Defra: Smarter Guidance project
Scroll content designers help Defra reduce its published guidance by 80%
A Scroll team provided the content expertise for Defra’s Smarter Guidance programme, radically streamlining and improving all Defra’s guidance on GOV.UK.
Defra chose Scroll to help them deliver this ambitious programme because of our experience with content design and stakeholder management in government.
In 2012, Defra and its agencies owned 120,000 pages of guidance across multiple websites. Guidance was often out of date, overlapping or unclear. Businesses reported that guidance was difficult and time-consuming to read and understand. 75% of businesses saw lack of clear information as a barrier to compliance.
The Smarter Guidance programme made guidance simpler and clearer, by stripping out duplicates, archiving old content and radically rewriting current guidance. The goal was to reduce guidance content by 80%, without leaving gaps in what people need to know.
Scroll supplied a team of content designers, the content lead and the head of content, to scope and deliver the work. The team used agile methods – agile is the best way to get excellent results, fast. We needed to get moving – there was a mountain of 120,000 pages to review, sort, archive or rewrite.
As always, we started with user needs – working out what users of this guidance really needed from it. We used analytics, direct user research, transaction and call centre reports to give us an evidence-based foundation for the redesigned content.

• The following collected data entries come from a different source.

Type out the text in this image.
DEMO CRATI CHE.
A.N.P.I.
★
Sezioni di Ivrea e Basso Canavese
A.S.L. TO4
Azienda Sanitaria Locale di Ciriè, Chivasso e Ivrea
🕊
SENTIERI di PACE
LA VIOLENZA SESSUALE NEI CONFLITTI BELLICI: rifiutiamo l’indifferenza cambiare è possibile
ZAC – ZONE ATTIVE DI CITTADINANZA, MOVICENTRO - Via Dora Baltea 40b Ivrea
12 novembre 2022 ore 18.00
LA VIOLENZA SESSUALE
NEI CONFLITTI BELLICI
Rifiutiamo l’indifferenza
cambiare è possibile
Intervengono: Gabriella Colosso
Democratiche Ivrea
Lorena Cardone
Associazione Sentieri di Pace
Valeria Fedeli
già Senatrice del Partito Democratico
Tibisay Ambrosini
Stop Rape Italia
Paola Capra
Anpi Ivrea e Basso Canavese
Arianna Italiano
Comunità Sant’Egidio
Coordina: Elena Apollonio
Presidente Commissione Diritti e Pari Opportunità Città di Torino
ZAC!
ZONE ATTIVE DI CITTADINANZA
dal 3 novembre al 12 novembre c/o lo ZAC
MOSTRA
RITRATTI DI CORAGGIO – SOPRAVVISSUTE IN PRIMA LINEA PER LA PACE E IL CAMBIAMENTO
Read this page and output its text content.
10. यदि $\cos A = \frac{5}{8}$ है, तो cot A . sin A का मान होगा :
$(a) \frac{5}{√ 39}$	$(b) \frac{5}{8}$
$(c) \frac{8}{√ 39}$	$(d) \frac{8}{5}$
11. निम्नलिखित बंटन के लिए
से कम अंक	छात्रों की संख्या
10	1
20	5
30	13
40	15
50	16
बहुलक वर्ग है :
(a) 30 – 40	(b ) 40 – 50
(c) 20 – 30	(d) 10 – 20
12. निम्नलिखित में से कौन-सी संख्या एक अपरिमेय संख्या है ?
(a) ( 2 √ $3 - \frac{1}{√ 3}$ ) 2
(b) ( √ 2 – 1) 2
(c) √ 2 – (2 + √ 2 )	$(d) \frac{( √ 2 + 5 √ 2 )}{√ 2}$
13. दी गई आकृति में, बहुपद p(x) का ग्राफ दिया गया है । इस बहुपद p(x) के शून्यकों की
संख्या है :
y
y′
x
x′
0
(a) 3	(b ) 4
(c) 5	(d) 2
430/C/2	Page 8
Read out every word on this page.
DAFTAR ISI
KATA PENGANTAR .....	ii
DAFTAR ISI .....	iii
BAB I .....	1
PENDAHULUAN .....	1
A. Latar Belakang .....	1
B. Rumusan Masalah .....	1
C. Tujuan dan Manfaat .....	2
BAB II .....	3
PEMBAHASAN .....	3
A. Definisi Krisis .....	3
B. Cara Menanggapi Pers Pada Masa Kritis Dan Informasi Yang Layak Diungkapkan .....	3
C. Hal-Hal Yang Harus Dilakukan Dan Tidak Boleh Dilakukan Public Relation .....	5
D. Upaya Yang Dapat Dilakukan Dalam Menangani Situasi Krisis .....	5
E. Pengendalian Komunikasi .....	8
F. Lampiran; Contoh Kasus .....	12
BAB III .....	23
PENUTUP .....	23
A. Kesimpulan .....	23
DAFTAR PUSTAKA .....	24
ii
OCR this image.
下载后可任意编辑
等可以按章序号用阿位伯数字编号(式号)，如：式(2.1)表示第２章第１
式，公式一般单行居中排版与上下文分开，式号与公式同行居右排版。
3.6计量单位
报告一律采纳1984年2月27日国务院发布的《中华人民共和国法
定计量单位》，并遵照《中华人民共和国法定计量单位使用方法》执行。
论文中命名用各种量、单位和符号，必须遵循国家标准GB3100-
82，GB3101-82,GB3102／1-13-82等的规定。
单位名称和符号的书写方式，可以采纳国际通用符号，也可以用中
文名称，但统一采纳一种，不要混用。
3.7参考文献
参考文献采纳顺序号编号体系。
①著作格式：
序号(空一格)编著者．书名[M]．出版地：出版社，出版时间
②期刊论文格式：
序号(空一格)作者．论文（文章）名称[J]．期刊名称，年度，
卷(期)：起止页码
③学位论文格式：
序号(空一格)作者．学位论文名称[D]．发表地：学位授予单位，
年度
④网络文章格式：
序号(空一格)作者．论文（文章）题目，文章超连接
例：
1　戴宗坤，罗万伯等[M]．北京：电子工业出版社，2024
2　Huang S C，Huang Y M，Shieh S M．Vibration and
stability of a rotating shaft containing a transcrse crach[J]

Part of our user research was to check what language people actually use. For example, government officials call the implement for tagging cattle an ‘applicator’. Farmers call them ‘taggers’. So, we say ‘taggers’ in the new guidance.
Then the content designers wrote and structured each piece of guidance to meet the user need. Scroll content designers use plain English as standard, and are experts in designing content for GOV.UK.
Each piece of guidance went through quality assurance and factcheck by subject matter experts. This sometimes meant advocating for the content against strong challenges from stakeholders. Scroll’s content teams have delivered several major government projects, so we know how to keep stakeholders onside and projects on track.
Defra has a complicated role and a complicated audience.
The department leads on a range of environmental, food, farming and rural issues.
Its audiences are specialist – from farmers and landowners to foresters, environmental managers and food import/export businesses.